GLENDALE, Ariz. -- What a run it was.
Even in defeat on Tuesday at the PlayStation Fiesta Bowl, UCF helped push for change in college football, standing toe-to-toe with LSU before falling 40-32 at State Farm Stadium.
The loss snapped the Knights' 25-game winning streak and denied the American Athletic Conference champion a second straight perfect season.
There will be no claims of a national title in Orlando this year, no celebrating a postseason win over the SEC a year after the Knights upset Auburn in the Chick-fil-A Peach Bowl. But when a Group of 5 team someday joins the postseason party to determine a champion, it can thank the UCF teams of 2017 and '18 for their contributions.
LSU, in winning its first top-tier bowl game since 2007 and securing a 10-win season for the first time since 2013, was too strong on Tuesday, even without a handful of starters on defense. The 11th-ranked Tigers wore on No. 8 UCF, which led 14-3 early and trailed 24-21 at the half, with a strong running game after halftime and a defensive front that overpowered the Knights to the tune of five sacks.
And without star QB McKenzie Milton, knocked out in November with a severe leg injury, UCF could not find the counterpunch that had helped carry it to past comebacks.
The Knights, after a pair of three-and-out series to start the second half, missed a major opportunity to strike late in the third quarter as Gabriel Davis dropped a sure 75-yard touchdown, then again when QB Darriel Mack missed Davis open in the end zone after LSU muffed a punt in the red zone.
Milton, who has already endured multiple surgeries, may return in 2019. UCF coaches remain hopeful. But will he ever be the same QB who finished eighth in the Heisman Trophy voting in 2017 and looked on track for a better finish as a junior before the injury?
It's easy to wonder whether the magic expired on Tuesday for UCF, which is scheduled to face Stanford and Pitt in September next season.
The Knights (12-1) appeared intent to send a message about their toughness from the start in Glendale. UCF held LSU out of the end zone after a 77-yard kickoff return by Clyde Edwards-Helaire to open the game and answered with a quick touchdown.
But Burrow, the Ohio State transfer who proved his durability in leading LSU to three regular-season wins over teams ranked in the top 10, dusted himself off and threw four touchdowns -- three in the first half.
The opening half was marred by three ejections. Officials tossed LSU cornerback Terrence Alexander for throwing a punch after the Tigers recovered a Mack fumble. Targeting calls then finished the seasons of UCF safety Kyle Gibson and LSU safety Grant Delpit, a first-team All-American.

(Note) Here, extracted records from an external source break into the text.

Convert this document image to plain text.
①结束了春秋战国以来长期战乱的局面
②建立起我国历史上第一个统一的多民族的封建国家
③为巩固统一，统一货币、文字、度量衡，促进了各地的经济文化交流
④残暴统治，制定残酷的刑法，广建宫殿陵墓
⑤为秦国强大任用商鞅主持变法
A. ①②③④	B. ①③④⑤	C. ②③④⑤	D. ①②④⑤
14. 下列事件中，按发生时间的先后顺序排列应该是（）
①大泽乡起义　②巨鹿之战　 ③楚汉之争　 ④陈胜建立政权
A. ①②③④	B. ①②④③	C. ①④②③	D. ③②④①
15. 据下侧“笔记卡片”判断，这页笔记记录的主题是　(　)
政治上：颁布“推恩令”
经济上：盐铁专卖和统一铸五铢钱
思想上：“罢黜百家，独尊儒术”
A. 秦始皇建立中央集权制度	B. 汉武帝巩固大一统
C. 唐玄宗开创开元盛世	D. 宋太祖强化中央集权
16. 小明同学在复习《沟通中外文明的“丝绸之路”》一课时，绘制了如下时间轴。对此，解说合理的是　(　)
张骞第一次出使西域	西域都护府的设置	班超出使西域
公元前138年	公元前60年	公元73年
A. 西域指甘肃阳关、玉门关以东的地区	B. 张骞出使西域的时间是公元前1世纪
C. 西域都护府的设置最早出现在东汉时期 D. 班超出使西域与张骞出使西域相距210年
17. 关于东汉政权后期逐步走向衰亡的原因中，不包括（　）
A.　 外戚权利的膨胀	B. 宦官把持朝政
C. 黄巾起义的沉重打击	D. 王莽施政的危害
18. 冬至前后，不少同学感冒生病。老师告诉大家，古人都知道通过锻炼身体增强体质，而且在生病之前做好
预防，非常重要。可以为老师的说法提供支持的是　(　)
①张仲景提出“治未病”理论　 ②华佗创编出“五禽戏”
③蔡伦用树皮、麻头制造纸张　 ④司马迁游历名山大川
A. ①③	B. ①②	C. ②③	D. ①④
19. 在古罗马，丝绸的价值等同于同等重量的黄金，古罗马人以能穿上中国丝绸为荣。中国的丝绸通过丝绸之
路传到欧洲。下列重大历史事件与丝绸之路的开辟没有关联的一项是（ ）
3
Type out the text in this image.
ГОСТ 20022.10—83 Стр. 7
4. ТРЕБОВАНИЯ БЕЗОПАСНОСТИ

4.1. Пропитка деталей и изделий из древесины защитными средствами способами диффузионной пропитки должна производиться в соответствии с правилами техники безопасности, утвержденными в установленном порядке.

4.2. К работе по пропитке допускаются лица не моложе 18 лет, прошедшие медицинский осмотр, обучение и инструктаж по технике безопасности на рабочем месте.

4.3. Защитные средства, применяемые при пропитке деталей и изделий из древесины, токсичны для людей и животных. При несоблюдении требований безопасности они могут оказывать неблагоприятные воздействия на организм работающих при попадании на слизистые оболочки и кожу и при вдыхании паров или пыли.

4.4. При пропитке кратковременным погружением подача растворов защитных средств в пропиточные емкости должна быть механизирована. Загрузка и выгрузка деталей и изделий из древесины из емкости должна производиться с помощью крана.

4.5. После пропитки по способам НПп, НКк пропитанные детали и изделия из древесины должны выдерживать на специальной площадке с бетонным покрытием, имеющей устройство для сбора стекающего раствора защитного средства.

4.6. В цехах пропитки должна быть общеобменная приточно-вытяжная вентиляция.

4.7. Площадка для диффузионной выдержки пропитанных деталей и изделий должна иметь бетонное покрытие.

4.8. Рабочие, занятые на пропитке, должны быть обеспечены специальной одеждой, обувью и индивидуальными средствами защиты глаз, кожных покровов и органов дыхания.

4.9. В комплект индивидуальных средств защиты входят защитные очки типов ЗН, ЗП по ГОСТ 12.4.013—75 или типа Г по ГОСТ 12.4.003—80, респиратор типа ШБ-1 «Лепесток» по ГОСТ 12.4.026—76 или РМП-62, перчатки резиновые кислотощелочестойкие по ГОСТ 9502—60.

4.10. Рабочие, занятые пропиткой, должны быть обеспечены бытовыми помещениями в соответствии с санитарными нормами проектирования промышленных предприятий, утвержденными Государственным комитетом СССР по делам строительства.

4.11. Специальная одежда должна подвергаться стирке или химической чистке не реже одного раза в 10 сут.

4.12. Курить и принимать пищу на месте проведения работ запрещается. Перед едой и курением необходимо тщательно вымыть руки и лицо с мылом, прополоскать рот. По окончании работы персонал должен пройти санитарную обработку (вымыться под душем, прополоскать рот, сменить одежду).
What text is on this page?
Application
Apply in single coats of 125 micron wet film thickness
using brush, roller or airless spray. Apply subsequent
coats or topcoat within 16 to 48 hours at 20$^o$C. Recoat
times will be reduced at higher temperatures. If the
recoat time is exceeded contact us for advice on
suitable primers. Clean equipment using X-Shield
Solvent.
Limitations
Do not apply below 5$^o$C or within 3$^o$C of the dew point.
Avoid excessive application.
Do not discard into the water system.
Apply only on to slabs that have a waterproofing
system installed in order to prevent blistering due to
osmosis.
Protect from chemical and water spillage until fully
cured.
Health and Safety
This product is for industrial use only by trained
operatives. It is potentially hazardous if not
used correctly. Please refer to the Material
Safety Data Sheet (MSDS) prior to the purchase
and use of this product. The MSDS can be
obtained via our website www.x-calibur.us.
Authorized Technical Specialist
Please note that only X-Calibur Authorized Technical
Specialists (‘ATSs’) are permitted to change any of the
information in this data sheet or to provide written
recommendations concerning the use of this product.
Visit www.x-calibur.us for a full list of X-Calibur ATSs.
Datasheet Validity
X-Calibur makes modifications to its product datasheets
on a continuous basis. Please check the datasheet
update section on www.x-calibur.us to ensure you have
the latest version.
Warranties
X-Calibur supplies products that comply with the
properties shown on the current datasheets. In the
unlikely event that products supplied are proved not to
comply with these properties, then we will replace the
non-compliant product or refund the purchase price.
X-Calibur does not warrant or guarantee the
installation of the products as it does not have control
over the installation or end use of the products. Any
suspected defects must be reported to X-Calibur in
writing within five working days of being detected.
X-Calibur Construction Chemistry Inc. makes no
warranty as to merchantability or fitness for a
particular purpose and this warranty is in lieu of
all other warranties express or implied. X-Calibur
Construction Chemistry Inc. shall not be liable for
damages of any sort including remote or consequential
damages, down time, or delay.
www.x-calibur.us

The ejections further depleted an LSU secondary that was already without both starting corners as All-American Greedy Williams opted to skip the bowl game to ready for the NFL draft and Kristian Fulton continued to recover from surgery.
It mattered little in the second half, though, as the Tigers took control with their advantage in the trenches.
The streak died in Arizona. But it will long hold meaning for UCF and its contemporaries.